Rule 1 (1-hour window): Fires if error rate exceeds 1.44% for both the last hour AND last 5 minutes, with sustained traffic. Rule 2 (6-hour window): Fires if error rate exceeds 0.6% for both the last 6 hours AND last 30 minutes, with sustained traffic.
General Troubleshooting Steps
- Take a look at the Hosted Runner Dashboards on the Customers Grafana Instance and notice any anomalies in the metrics
- Use the Explore Function on the Customers Grafana Instance to see the specific data which has caused this alert. These queries might help get you started.
rate(gitlab_runner_api_request_statuses_total{job="hosted-runners-prometheus-agent",shard="{{ brokenshard }}",status=~"5.."}[5m])

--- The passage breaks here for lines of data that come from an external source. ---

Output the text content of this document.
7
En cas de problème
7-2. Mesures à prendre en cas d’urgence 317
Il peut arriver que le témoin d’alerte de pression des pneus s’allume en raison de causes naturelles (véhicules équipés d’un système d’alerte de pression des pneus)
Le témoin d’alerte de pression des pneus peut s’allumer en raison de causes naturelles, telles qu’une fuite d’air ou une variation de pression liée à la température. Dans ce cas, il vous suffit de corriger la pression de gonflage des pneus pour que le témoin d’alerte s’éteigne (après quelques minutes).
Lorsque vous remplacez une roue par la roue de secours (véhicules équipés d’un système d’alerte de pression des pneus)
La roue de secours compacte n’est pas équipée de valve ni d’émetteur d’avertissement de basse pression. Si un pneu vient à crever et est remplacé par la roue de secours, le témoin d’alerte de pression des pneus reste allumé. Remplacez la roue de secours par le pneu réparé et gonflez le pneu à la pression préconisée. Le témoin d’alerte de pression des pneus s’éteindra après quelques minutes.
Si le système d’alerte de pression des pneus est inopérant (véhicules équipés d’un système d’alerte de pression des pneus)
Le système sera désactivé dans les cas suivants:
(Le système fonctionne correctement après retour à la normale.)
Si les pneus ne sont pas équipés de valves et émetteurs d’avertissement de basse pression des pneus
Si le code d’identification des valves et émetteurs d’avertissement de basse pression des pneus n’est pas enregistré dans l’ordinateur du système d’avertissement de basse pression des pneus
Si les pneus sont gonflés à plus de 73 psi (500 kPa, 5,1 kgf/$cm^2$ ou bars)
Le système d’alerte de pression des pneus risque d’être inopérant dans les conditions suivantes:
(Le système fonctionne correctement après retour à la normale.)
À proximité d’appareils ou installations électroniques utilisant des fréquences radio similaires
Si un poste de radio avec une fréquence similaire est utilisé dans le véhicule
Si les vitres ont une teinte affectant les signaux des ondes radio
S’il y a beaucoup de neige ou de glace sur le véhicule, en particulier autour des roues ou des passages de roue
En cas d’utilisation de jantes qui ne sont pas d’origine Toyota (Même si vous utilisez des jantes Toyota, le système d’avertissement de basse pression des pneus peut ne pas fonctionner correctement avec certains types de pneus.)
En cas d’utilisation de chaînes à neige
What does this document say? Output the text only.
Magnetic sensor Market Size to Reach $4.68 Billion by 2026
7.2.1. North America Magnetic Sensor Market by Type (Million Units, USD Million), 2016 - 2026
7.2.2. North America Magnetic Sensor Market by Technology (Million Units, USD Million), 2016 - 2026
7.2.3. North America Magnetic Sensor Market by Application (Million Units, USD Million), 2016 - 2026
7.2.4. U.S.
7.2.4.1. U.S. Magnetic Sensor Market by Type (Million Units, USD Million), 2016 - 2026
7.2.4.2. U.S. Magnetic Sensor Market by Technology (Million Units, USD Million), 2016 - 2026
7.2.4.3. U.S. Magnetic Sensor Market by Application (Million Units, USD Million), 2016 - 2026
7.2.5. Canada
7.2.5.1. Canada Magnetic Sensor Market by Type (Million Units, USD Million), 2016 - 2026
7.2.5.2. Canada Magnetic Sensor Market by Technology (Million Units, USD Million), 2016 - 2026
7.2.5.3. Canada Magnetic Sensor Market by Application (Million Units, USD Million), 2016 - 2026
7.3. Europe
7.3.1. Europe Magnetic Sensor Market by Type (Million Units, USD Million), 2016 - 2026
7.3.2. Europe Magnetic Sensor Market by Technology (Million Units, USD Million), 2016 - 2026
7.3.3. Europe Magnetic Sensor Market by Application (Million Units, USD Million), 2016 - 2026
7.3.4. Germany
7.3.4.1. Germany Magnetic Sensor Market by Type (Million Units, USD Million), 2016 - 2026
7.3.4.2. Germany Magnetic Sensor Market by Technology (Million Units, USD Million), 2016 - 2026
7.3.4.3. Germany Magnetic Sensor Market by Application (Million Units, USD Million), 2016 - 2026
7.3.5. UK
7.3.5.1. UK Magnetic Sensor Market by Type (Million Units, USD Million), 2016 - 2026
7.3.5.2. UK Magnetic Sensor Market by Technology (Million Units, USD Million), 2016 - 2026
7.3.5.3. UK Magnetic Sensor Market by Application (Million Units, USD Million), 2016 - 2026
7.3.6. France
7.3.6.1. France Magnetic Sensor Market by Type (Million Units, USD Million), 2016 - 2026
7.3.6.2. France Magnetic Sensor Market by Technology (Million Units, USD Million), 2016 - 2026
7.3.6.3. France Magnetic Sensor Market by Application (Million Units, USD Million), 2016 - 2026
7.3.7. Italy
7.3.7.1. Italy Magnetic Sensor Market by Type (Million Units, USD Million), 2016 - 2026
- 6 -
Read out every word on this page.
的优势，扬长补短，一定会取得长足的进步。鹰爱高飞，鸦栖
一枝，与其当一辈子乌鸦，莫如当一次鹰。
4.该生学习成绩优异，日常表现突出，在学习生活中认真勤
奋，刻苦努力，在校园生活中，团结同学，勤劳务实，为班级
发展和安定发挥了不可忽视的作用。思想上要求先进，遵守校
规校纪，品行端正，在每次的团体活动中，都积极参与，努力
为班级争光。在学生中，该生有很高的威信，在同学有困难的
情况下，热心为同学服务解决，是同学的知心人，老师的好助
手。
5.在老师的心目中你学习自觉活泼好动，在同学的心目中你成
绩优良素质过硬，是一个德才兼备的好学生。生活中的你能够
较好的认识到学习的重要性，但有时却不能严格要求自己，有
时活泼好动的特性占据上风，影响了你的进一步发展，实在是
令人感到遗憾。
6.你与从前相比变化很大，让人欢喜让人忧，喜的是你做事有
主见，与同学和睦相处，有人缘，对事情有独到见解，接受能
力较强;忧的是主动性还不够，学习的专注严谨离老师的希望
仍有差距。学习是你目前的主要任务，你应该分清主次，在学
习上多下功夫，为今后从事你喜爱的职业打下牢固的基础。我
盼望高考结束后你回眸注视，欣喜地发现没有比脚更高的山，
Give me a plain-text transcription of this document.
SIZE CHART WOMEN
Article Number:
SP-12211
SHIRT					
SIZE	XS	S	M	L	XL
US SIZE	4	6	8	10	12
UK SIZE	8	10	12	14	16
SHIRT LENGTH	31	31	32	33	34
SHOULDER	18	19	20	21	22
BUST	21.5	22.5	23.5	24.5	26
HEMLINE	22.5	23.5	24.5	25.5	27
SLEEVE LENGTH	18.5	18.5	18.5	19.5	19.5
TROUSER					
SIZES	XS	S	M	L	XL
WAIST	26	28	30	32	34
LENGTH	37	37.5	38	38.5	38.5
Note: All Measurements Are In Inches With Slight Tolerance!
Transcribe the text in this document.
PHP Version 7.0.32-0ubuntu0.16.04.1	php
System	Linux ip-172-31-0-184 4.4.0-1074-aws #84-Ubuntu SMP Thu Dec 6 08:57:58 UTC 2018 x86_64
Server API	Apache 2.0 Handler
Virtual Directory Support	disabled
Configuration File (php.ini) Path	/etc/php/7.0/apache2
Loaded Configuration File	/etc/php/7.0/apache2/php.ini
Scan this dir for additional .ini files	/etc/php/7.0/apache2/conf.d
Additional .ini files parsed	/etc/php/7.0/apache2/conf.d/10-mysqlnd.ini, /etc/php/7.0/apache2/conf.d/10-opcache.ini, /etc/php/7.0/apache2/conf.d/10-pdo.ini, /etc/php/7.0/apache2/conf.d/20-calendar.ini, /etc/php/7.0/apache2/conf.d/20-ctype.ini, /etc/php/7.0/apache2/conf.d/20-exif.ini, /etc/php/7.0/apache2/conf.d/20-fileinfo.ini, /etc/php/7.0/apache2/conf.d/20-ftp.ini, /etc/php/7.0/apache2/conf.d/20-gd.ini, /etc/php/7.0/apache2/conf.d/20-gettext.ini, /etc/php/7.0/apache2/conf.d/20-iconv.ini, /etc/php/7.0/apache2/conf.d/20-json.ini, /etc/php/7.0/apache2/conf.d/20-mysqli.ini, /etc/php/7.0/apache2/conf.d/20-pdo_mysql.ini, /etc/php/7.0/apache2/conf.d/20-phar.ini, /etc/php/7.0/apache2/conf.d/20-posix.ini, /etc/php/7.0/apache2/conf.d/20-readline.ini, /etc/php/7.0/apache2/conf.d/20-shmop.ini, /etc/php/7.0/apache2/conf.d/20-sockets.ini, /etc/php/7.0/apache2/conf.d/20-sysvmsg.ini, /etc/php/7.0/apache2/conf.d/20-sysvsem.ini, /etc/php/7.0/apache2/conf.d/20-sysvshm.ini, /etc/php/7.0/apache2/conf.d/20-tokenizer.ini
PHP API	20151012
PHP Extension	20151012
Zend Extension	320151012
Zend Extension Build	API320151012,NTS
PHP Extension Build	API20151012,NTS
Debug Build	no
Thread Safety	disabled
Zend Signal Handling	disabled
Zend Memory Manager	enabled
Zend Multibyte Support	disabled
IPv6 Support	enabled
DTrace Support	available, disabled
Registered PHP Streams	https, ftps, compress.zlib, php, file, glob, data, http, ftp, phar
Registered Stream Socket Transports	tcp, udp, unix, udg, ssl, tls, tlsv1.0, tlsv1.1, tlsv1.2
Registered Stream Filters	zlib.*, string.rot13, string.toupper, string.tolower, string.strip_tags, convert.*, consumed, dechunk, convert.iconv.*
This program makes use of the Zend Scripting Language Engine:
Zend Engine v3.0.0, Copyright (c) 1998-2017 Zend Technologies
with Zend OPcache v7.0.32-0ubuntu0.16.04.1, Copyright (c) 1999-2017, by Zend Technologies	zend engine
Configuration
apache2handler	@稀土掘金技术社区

gitlab_component_shard_errors:ratio_6h{component="api_requests",type="hosted-runners",shard="{{ brokenshard }}"}
gitlab_component_shard_errors:ratio_30m{component="api_requests",type="hosted-runners",shard="{{ brokenshard }}"}
gitlab_component_shard_errors:ratio_1h{component="api_requests",type="hosted-runners",shard="{{ brokenshard }}"}
gitlab_component_shard_errors:ratio_5m{component="api_requests",type="hosted-runners",shard="{{ brokenshard }}"}
gitlab_component_shard_ops:rate_6h{component="api_requests",type="hosted-runners",shard="{{ brokenshard }}"}
gitlab_component_shard_ops:rate_30m{component="api_requests",type="hosted-runners",shard="{{ brokenshard }}"}
gitlab_component_shard_ops:rate_1h{component="api_requests",type="hosted-runners",shard="{{ brokenshard }}"}
gitlab_component_shard_ops:rate_5m{component="api_requests",type="hosted-runners",shard="{{ brokenshard }}"}- Look at the Customers logs in Opensearch and try to find logs for the failed api requests. Here are some filters which could get you started.
fluentd_tag: "cloudwatch.kinesis.{{ brokenshard }}-manager-logs" AND message: "level=error"
fluentd_tag: "cloudwatch.kinesis.{{ brokenshard }}-manager-logs" AND message: 500
fluentd_tag: "cloudwatch.kinesis.{{ brokenshard }}-fleeting-logs" AND message: "level=error"